Analog quantum simulation of the Rabi model in the ultra-strong coupling regime.

Nat Commun 2017 10 3;8(1):779. Epub 2017 Oct 3.

Physikalisches Institut, Karlsruhe Institute of Technology, Wolfgang-Gaede-Straße 1, 76131, Karlsruhe, Germany.

The quantum Rabi model describes the fundamental mechanism of light-matter interaction. It consists of a two-level atom or qubit coupled to a quantized harmonic mode via a transversal interaction. In the weak coupling regime, it reduces to the well-known Jaynes-Cummings model by applying a rotating wave approximation. The rotating wave approximation breaks down in the ultra-strong coupling regime, where the effective coupling strength g is comparable to the energy ω of the bosonic mode, and remarkable features in the system dynamics are revealed. Here we demonstrate an analog quantum simulation of an effective quantum Rabi model in the ultra-strong coupling regime, achieving a relative coupling ratio of g/ω ~ 0.6. The quantum hardware of the simulator is a superconducting circuit embedded in a cQED setup.
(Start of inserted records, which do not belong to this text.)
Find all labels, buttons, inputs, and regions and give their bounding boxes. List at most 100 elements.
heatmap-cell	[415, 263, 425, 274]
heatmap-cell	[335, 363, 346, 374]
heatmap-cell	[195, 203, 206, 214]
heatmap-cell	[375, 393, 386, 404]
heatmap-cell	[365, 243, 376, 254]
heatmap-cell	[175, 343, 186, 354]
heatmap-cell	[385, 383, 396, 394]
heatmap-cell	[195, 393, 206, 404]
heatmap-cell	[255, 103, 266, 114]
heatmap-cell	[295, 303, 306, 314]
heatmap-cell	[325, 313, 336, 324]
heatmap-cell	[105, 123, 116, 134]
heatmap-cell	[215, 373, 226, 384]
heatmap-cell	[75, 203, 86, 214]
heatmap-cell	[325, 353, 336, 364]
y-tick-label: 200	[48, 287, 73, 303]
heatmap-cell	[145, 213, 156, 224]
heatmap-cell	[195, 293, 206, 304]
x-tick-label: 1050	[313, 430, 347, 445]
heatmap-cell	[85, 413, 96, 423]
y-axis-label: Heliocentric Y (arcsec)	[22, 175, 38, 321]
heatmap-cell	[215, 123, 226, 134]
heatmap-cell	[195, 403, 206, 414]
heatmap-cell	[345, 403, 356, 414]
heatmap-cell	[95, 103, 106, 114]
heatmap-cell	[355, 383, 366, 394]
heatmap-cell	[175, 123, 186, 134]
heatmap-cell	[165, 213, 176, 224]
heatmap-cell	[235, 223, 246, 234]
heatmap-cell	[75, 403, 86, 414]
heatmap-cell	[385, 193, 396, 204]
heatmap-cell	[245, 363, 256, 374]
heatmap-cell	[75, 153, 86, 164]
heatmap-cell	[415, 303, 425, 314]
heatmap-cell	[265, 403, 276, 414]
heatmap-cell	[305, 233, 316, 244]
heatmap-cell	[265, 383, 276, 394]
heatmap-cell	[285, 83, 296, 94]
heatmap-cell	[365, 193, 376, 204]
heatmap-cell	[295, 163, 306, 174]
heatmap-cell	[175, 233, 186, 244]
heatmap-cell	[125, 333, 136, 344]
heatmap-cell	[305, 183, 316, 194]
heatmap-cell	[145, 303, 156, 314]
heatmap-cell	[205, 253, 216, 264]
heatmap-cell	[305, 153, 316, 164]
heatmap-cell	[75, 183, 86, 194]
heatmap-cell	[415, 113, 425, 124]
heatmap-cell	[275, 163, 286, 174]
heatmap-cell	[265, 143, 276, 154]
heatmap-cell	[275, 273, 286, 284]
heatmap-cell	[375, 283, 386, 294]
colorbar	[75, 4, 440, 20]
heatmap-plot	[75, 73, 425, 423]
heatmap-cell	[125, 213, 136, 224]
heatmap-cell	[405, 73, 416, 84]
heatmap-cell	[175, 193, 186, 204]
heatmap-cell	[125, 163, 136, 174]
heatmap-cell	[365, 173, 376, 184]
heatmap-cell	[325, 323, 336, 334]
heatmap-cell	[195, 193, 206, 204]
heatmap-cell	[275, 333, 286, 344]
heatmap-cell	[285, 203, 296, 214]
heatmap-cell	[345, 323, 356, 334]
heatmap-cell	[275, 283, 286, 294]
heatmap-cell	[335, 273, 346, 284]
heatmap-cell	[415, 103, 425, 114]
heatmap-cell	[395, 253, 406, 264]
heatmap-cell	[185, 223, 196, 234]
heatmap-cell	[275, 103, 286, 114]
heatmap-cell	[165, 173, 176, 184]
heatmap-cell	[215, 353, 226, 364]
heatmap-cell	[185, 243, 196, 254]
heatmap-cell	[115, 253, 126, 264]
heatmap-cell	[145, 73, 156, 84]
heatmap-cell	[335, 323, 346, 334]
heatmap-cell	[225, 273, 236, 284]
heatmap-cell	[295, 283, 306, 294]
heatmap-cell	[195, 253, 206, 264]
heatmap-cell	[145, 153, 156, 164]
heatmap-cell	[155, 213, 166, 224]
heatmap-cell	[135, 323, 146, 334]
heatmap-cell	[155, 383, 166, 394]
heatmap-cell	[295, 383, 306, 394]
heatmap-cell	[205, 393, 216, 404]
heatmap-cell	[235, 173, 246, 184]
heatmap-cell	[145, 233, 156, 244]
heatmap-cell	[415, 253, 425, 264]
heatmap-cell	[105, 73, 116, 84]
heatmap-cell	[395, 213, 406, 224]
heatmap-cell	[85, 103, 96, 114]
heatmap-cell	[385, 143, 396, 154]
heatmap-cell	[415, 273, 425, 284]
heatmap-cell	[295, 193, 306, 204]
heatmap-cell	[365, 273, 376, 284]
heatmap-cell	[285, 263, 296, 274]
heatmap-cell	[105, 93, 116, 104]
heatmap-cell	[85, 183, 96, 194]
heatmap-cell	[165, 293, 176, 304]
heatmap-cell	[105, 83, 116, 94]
We observe fast and periodic quantum state collapses and revivals of the initial qubit state, being the most distinct signature of the synthesized model.An analog quantum simulation scheme has been explored with a quantum hardware based on a superconducting circuit. Here the authors investigate the time evolution of the quantum Rabi model at ultra-strong coupling conditions, which is synthesized by slowing down the system dynamics in an effective frame.